Monday, August 29, 2011

Before Gospel-Centered Was Cool, It Was True

From Richard Sibbes in The Bruised Reed, 1630:
[Christ] is our Sanctifier as well as our Saviour, our Saviour as well by the effectual power of his Spirit from the power of sin as by the merit of his death from the guilt thereof; provided these things are remembered:

1. The first and chief ground of our comfort is that Christ as a priest offered himself as a sacrifice to his Father for us. The guilty soul flies first to Christ crucified, made a curse for us. Thence it is that Christ has right to govern us; thence it is that he gives us his Spirit as our guide to lead us home.

2. In the course of our life, after we are in a state of grace, if we are overtaken with any sin, we must remember to have recourse first to Christ's mercy to pardon us, and then to the promise of his Spirit to govern us.

3. And when we feel ourselves cold in affection and duty, the best way is to warm ourselves at this fire of his love and mercy in giving himself for us.

4. Again, remember this, that Christ rules us by a spirit of love, from a sense of his love, whereby his commandments are easy to us. He leads us by his free Spirit, a Spirit of liberty. His subjects are voluntaries. The constraint that he lays upon his subjects is that of love. He draws us sweetly with the cords of love. Yet remember also that he draws us strongly by a Spirit of power, for it is not sufficient that we have motives and encouragements to love and obey Christ from that love of his whereby he gave himself for us to justify us; but Christ's Spirit must likewise subdue our hearts, and sanctify them to love him, without which all motives would be ineffectual.

Our disposition must be changed. We must be new creatures. They seek for heaven in hell that seek for spiritual love in an unchanged heart. When a child obeys his father it is from reasons persuading him, as likewise from a child-like nature which gives strength to these reasons. It is natural for a child of God to love Christ so far as he is renewed, not only from inducement of reason so to do, but likewise from an inward principle and work of grace, whence those reasons have their chief force. First we are made partakers of the divine nature, and then we are easily induced and led by Christ's Spirit to spiritual duties. (80-82)
May it never again be denied that the cross is the epicenter of sanctification.

Friday, August 26, 2011

Is the Sin of Idolatry Pretty Much Obsolete?

Jay Adams seems to suggest that it is—unless, of course, you're bowing down to a piece of stone. At the very least, he's arguing that we're acting unbiblically if we help people identify their heart idols. Adams' comments are rather vague. It's not at all clear what he's responding to, or whether his preference is that counselors deal exclusively with raw human behavior rather than the affections that motivate the behavior.

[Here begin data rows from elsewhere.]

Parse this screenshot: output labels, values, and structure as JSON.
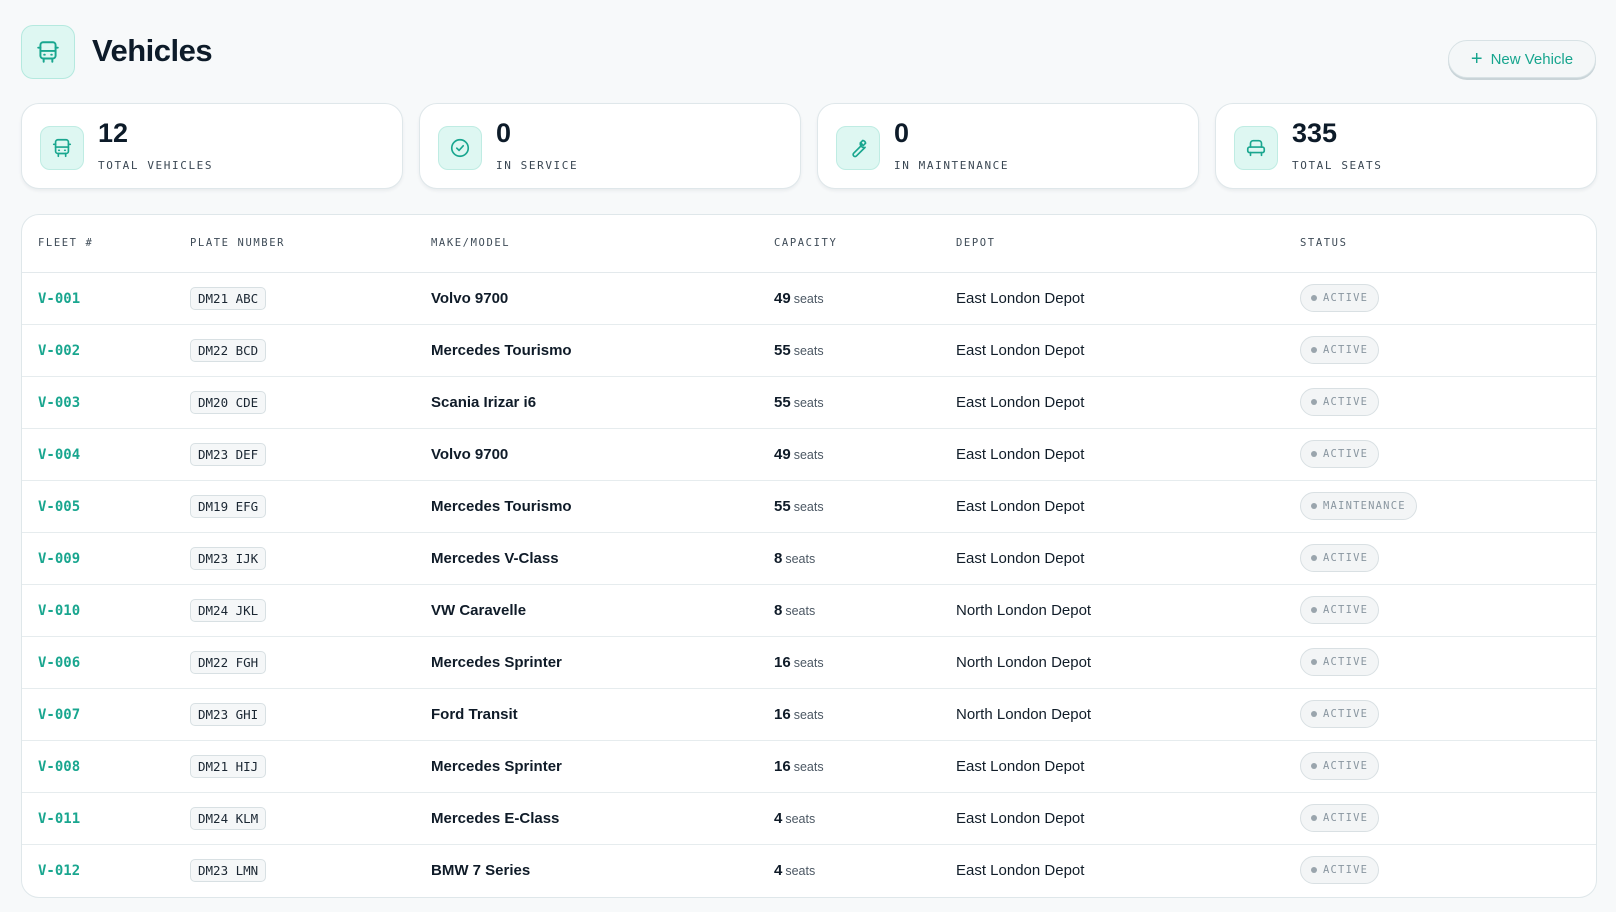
{
  "header": {
    "title": "Vehicles",
    "icon": "bus-icon",
    "new_button_label": "New Vehicle"
  },
  "stats": [
    {
      "value": "12",
      "label": "TOTAL VEHICLES",
      "icon": "bus-icon"
    },
    {
      "value": "0",
      "label": "IN SERVICE",
      "icon": "check-circle-icon"
    },
    {
      "value": "0",
      "label": "IN MAINTENANCE",
      "icon": "wrench-icon"
    },
    {
      "value": "335",
      "label": "TOTAL SEATS",
      "icon": "seat-icon"
    }
  ],
  "table": {
    "columns": [
      "FLEET #",
      "PLATE NUMBER",
      "MAKE/MODEL",
      "CAPACITY",
      "DEPOT",
      "STATUS"
    ],
    "seats_unit": "seats",
    "rows": [
      {
        "fleet": "V-001",
        "plate": "DM21 ABC",
        "model": "Volvo 9700",
        "capacity": "49",
        "depot": "East London Depot",
        "status": "ACTIVE"
      },
      {
        "fleet": "V-002",
        "plate": "DM22 BCD",
        "model": "Mercedes Tourismo",
        "capacity": "55",
        "depot": "East London Depot",
        "status": "ACTIVE"
      },
      {
        "fleet": "V-003",
        "plate": "DM20 CDE",
        "model": "Scania Irizar i6",
        "capacity": "55",
        "depot": "East London Depot",
        "status": "ACTIVE"
      },
      {
        "fleet": "V-004",
        "plate": "DM23 DEF",
        "model": "Volvo 9700",
        "capacity": "49",
        "depot": "East London Depot",
        "status": "ACTIVE"
      },
      {
        "fleet": "V-005",
        "plate": "DM19 EFG",
        "model": "Mercedes Tourismo",
        "capacity": "55",
        "depot": "East London Depot",
        "status": "MAINTENANCE"
      },
      {
        "fleet": "V-009",
        "plate": "DM23 IJK",
        "model": "Mercedes V-Class",
        "capacity": "8",
        "depot": "East London Depot",
        "status": "ACTIVE"
      },
      {
        "fleet": "V-010",
        "plate": "DM24 JKL",
        "model": "VW Caravelle",
        "capacity": "8",
        "depot": "North London Depot",
        "status": "ACTIVE"
      },
      {
        "fleet": "V-006",
        "plate": "DM22 FGH",
        "model": "Mercedes Sprinter",
        "capacity": "16",
        "depot": "North London Depot",
        "status": "ACTIVE"
      },
      {
        "fleet": "V-007",
        "plate": "DM23 GHI",
        "model": "Ford Transit",
        "capacity": "16",
        "depot": "North London Depot",
        "status": "ACTIVE"
      },
      {
        "fleet": "V-008",
        "plate": "DM21 HIJ",
        "model": "Mercedes Sprinter",
        "capacity": "16",
        "depot": "East London Depot",
        "status": "ACTIVE"
      },
      {
        "fleet": "V-011",
        "plate": "DM24 KLM",
        "model": "Mercedes E-Class",
        "capacity": "4",
        "depot": "East London Depot",
        "status": "ACTIVE"
      },
      {
        "fleet": "V-012",
        "plate": "DM23 LMN",
        "model": "BMW 7 Series",
        "capacity": "4",
        "depot": "East London Depot",
        "status": "ACTIVE"
      }
    ]
  },
  "colors": {
    "accent": "#19a68f",
    "accent_bg": "#def7f2",
    "page_bg": "#f7f9fa"
  }
}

Frankly, his comments are puzzling, since I'd assume most pastors and counselors would find some benefit in identifying the sinful heart issue beneath the sinful behavior. And it's not as if Adams (a Presbyterian) is coming from some hyper-dispensationalist position that radically bifurcates the OT prevalence of idolatry from the NT.

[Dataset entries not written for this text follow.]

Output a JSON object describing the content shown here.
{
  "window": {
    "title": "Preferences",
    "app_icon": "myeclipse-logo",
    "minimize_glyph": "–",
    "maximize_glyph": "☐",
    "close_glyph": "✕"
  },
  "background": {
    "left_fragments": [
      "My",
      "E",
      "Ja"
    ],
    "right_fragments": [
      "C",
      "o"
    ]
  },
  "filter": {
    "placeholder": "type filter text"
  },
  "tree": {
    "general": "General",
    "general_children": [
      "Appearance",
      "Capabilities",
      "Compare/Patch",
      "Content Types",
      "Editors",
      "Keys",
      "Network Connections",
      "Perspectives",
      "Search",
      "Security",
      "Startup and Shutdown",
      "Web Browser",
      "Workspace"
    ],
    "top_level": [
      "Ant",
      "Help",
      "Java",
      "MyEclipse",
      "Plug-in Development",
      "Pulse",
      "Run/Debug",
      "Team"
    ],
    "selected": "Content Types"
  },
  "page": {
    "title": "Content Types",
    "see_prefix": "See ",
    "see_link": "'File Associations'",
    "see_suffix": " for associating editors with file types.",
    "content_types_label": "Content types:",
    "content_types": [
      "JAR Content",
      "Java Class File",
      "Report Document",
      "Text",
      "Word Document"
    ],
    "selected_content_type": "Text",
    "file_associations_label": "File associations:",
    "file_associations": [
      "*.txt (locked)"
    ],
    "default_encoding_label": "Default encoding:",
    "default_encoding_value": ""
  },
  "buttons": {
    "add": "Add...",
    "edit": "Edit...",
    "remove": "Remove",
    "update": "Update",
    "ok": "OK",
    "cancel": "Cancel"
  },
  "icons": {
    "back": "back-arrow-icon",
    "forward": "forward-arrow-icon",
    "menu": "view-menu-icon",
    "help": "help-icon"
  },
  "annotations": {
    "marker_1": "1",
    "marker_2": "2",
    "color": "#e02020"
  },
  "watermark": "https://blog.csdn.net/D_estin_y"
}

Adams, and all of us, ought to be able to recognize that the issue in OT idolatry isn't the nature of the object, but that the idol displaces God in the human heart. OT idolatry is a worship issue. It's about misplaced or distorted affections, values, allegiances, and hopes. One might well ask a NT sinning saint, "What were you loving or trusting in most at the moment you chose to sin? What lie were you believing about whom is worthy of your ultimate affections? What or whom were you really worshiping?" If that sort of communication isn't present in our preaching and our counseling, I'm not sure how we're going to accomplish anything more than behavior modification—treating symptoms

Of course, these notions aren't original with me. You can find them in Paul Tripp's books (especially this one), Tim Keller's sermons, and this outstanding little sermon series from Kevin Bauder. As I remember, the final sermon, "Shaping Our Affections Toward God" [MP3], spelled it out most directly.

Finally, and briefly, if you want NT texts that prove believers need to be warned about idolatry, in Galatians 5:19-20 one of the works of the flesh is idolatry. And even more explicitly, in Colossians 3:5 covetousness is idolatry. Covetousness—by definition a sin of the mind and heart.

Thursday, August 18, 2011

Exegesis or Extra Jesus: How Much Christ in the OT Narratives?

Anybody else out there struggle to preach OT narratives? I was completely lost until a couple people helped see that narratives are more than stories with moral lessons, but actually teach theology and call for faith. Increasing exposure to biblical theology helped me begin to grasp how individual narratives relate to the overall metanarrative. But I've remained puzzled by how to handle the selection and arrangement of narrative material. Why did authors include some stories and details and omit others? And what does one narrative have to do with the one that precedes it and another that follows it?

Dale Ralph Davis' The Word Became Fresh is the most helpful resource I've encountered on that particular issue, and it's a useful overall intro to preaching OT narratives as well.

His approach to preaching Christology from OT narratives is also worth noting. Some exegetes suggest that we should only see Messianic references in OT texts that are specifically identified in the NT—and sometimes not even then. Others suggest that texts like Luke 24 teach that we need to find Christology in every OT text. Davis denies both extremes, and clarifies a balanced (some might say "plain" or "normal") reading of that chapter:
From Jesus' statements I make an inference and form a corollary: the whole Old Testament bears witness to Christ; and, the Old Testament does not bear witness only to Christ. Why this corollary? Because I agree with making an extensive inference from Luke 24:27 and 44 but hold that an intensive inference is illegitimate.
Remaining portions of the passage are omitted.